If Giroud is considered for a start, that could even shift Lacazette to one of the two support roles in the 3-4-2-1. The Frenchman adjusted well to a role on the left when Giroud was introduced.
Xhaka puts Ozil in the corner
Arsenal were thankful for their own set-pieces in Friday’s encounter, scoring two of their goals from corner situations. They scored just nine in this fashion all last season.
There was a significant development in this area, with Granit Xhaka monopolising dead-balls, usurping Mesut Ozil.
Xhaka took just 21 corners last season to Ozil’s 143, but he was behind eight of the Gunners’ corners on Friday – leaving Ozil with just one. Clearly, plans have been revised in pre-season and, if Ozil has indeed lost corners, this is a factor to consider.
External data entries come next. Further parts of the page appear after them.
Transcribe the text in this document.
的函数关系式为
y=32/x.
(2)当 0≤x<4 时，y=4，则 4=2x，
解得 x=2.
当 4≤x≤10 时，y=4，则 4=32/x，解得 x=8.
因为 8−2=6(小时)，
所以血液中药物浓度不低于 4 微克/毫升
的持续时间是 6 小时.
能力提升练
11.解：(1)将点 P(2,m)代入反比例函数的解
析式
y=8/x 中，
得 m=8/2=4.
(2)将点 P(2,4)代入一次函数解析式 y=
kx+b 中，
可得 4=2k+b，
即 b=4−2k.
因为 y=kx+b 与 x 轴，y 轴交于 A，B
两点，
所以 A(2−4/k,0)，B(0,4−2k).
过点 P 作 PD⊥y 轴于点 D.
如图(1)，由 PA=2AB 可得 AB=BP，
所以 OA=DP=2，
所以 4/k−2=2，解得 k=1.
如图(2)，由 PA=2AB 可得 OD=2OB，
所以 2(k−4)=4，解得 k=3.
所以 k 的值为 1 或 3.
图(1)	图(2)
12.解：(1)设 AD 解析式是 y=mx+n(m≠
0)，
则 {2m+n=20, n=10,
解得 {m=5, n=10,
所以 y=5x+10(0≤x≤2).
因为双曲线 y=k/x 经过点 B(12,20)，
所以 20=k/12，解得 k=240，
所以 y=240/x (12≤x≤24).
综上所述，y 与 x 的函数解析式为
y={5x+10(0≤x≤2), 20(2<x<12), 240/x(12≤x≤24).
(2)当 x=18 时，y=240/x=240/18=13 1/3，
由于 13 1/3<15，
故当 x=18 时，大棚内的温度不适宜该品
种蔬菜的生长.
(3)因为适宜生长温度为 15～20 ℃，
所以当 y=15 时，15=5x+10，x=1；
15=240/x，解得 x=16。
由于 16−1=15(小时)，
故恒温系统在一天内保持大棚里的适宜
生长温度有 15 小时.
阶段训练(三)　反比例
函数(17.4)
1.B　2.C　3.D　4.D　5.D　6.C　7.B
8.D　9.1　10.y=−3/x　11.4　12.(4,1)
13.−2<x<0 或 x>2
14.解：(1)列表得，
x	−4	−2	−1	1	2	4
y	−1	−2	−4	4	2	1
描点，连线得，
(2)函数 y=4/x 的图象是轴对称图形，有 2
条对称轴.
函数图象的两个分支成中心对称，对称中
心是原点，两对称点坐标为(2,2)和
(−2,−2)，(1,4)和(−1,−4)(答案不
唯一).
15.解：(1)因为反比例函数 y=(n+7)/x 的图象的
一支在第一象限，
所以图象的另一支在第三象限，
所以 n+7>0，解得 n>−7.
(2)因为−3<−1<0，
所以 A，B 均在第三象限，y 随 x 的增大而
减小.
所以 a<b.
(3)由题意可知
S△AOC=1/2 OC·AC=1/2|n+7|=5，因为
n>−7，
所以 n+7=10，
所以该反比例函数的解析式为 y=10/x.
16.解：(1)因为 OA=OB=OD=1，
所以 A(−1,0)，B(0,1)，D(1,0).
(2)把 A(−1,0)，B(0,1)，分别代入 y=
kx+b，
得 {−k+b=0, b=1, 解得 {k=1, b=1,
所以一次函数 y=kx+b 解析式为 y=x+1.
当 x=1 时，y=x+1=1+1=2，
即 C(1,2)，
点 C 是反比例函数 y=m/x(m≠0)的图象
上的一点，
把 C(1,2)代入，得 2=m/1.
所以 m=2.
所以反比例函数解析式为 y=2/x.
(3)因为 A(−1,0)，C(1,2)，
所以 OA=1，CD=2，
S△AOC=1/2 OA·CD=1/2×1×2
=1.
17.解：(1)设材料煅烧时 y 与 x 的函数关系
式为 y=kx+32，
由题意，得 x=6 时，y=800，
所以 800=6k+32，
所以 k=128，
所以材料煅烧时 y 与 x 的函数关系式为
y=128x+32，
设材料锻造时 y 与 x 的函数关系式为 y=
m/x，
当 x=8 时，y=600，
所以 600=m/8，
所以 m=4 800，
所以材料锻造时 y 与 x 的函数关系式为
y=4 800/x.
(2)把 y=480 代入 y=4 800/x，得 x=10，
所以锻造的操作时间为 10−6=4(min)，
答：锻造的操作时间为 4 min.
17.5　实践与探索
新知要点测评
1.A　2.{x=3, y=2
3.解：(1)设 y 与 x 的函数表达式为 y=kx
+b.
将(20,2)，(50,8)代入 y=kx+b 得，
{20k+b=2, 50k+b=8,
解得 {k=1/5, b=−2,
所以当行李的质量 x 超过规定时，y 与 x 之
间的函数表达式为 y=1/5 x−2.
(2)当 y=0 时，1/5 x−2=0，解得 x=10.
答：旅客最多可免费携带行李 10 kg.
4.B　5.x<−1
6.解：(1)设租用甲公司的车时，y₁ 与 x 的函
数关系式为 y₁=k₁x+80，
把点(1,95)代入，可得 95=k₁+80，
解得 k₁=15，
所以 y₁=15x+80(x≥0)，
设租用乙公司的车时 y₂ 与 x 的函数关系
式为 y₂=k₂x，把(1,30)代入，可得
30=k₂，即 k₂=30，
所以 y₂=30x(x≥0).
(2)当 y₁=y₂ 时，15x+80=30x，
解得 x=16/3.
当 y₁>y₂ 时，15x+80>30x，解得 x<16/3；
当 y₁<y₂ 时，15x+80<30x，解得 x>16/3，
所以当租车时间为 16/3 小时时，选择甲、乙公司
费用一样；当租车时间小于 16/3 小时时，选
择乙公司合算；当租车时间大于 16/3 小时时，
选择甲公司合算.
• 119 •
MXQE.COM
Ozil ranked second to Gylfi Sigurdsson for successful corners in the Premier League last season, converting 41 to the Icelander’s 63.
Interestingly, following his 10-point haul, Xhaka was the most transferred in player overnight.
The Vardy option has arrived early
The Foxes striker went into Gameweek 1 as part of just 5.4% of FPL squads but instantly offered a reminder as to his qualities and suitability as a third, perhaps even second striker option.
Vardy ended last season with 13 goals but scored eight of those from 13 starts from Gameweek 26 onwards. The late surge of form demonstrated that his achievements in 2015/16 could be rekindled; Friday’s goals underlined that further.
A Gameweek 2 home tie with Brighton now looks tempting, though few will managers will shift from the established heavy-hitter options for now.
Even so, Vardy has started strongly and, after last season’s malaise in the striker position; it’s welcome to see his form add to our options early on.
Equally, however, it means that Kelechi Iheanacho faces a task to break into the Leicester XI and fulfil his promise as a 7.0 option.